Ese fue su despunte en los medios de comunicación. “Estaba en secundaria y no tenía preparación para hacerlo, pero tampoco tuve miedo, al contrario, me sentía muy emocionada de salir en la televisión y fue muy divertido. Años después, ingresé a la escuela de periodismo”, cuenta con mucho orgullo en esta entrevista especial para Nosotras.
Y es que Aída es de esas mujeres de valor que las dificultades no la amedrentan.
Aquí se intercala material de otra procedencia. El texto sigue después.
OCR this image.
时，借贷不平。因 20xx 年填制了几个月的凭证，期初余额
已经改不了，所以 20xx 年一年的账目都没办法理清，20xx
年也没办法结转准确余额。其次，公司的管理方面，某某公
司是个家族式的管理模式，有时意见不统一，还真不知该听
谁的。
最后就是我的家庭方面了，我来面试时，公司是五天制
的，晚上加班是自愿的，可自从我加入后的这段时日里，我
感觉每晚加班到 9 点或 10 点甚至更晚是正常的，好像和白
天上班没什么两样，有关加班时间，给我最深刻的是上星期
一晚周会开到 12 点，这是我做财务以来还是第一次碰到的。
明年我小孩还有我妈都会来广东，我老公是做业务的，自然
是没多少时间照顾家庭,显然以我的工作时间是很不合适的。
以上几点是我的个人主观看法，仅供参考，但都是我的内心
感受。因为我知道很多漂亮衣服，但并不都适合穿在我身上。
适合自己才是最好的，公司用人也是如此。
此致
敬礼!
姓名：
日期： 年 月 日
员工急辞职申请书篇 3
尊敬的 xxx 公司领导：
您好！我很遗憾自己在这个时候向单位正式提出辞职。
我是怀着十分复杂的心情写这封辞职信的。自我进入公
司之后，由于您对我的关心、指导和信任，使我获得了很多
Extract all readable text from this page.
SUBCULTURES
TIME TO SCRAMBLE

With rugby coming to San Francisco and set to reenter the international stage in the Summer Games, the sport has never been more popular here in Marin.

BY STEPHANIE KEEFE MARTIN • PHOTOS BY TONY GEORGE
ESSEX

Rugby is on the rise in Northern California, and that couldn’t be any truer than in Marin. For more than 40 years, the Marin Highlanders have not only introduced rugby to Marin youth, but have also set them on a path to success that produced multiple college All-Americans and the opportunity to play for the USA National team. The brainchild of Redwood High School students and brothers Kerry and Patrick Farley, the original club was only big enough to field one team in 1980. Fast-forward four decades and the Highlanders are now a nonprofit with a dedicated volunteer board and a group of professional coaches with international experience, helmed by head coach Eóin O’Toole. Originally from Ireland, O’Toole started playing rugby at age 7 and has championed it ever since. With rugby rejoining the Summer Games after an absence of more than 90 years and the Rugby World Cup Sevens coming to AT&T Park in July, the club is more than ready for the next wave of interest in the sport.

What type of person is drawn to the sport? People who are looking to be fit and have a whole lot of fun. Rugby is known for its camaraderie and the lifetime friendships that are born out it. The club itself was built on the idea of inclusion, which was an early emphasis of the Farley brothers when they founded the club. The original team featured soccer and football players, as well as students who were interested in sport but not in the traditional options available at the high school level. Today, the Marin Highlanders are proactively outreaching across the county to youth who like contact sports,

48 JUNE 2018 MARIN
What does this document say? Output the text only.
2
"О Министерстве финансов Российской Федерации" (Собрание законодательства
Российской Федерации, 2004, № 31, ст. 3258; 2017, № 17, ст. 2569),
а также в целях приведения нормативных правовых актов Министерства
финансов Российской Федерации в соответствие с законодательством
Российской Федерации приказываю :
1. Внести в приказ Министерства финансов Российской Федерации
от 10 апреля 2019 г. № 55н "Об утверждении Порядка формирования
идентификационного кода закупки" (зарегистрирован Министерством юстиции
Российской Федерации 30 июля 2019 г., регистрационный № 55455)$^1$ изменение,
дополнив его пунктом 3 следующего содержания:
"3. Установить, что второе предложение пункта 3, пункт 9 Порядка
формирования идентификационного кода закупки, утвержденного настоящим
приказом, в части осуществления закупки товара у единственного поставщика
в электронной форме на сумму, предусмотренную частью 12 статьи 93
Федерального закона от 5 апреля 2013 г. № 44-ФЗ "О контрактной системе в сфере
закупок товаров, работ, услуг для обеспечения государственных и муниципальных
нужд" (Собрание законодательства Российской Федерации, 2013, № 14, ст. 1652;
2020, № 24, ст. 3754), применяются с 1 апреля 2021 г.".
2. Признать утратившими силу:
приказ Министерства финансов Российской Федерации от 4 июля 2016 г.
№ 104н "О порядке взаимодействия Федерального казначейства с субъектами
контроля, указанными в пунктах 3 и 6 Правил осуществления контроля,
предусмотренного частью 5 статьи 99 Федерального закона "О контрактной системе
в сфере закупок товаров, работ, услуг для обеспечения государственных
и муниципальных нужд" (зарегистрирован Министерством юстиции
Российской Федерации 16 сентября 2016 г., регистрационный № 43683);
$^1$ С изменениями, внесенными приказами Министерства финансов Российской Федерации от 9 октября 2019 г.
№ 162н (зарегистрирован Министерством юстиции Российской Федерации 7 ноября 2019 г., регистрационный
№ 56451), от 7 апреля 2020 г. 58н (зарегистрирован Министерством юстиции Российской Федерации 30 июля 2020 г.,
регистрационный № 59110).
Su carisma y habilidades para conducirse frente a las cámaras le ha permitido estar en otros programas como El Clan de la Picardía, al lado del cantautor nacional Carlos Mejía Godoy, y recientemente en Evas Urbanas, al lado de la cantante Cristiana Somarriba.
Su otro lado profesional han sido las relaciones públicas. Trabajó consecutivamente en dos períodos presidenciales y este año tomó las riendas del departamento de comunicación y relaciones públicas de la Fundación Nicaragüense para el Desarrollo Económico y Social (Funides) .
SU LADO MATERNO
Su apariencia física es extraordinaria, por eso muchos galanes suspiraban por ella, pero Aída confiesa que nunca fue “noviera”. “Solo tuve un novio (Sergio Sánchez). Con él jalé 15 años y luego me casé. Ahora llevamos ocho años de feliz matrimonio y hemos procreado dos hijos: Sergio Andrés, de 5 años, y Sebastián de 2. Mi familia es el pilar y eje fundamental en mi vida. Para mí lo más importante es que todos estén sanos y sean felices. Deseo que prevalezcan valores cristianos, que haya mucho respeto, honestidad, confianza y mucho amor”, expresa esta bella mujer.
MUJER DE FE
Según Aída, su matrimonio se ha mantenido unido porque ha puesto a Dios en el centro de sus vidas.
“Quiero ser una mujer que edifique su hogar con sabiduría. No por tener mayor conocimiento, sino por saber discernir entre el bien y el mal, y entre qué es lo que más me conviene en mi trabajo, en mi familia y en mis relaciones con los demás”.
Aída revela que toda esa sabiduría la ha encontrado en Dios y a través de su palabra reflejada en la Biblia. “Es un libro escrito con mucha sabiduría, que leo todas las noches por muy cansada que esté, porque en él he encontrado las respuestas a cualquier situación que viva. Cuando la leo encuentro paz y tranquilidad. Es el momento en que Dios habla conmigo”, reflexiona.
DE REGRESO EN LA TELE
Las posibilidades de que Aída regrese a la televisión nacional siempre están latentes, ya que fue el medio que la vio nacer y la herramienta con la que mejor se comunica con las personas.
“Si regresara a la televisión, sería con un programa que promoviera valores y enseñanzas. Uno muy educativo, que oriente a los televidentes a tomar las mejores decisiones en su vida”.
Por ahora, ella asegura estar muy contenta con lo que hace en Funides, porque siente que contribuye con su país. “Me gusta mucho lo que hago, porque siento que de alguna manera doy mi aporte al desarrollo del país. Sé que los resultados no son inmediatos, pero de aquí a algunos años diremos que logramos contribuir a mejorar nuestro país y a que Nicaragua creciera”.
Aída considera que solo habrá un verdadero desarrollo en el país, cuando los nicaragüenses cambien de actitud independientemente del gobierno.
“Creo que en la medida que los nicaragüenses empecemos a respetarnos, vamos a encontrar consenso. No es posible que tengamos los mismos problemas de hace 30 años, solo porque no nos ponemos de acuerdo. No es posible que nuestros hijos estén viendo cómo se irrespeta la institucionalidad. Estamos en un círculo vicioso. No es posible que los niños no reciban educación de calidad. De seguir así, ¿qué van a aportar a la productividad del país en unos pocos años?”, cuestiona la comunicadora, quien concluye afirmando que es necesario que haya sensibilización de parte de todos los nicaragüenses ante los temas que nos atañen como nación.
“No es necesario tener un cargo público para hacer grandes cambios. Se puede hacer desde donde estamos, con nuestra actitud y con nuestro comportamiento positivo”.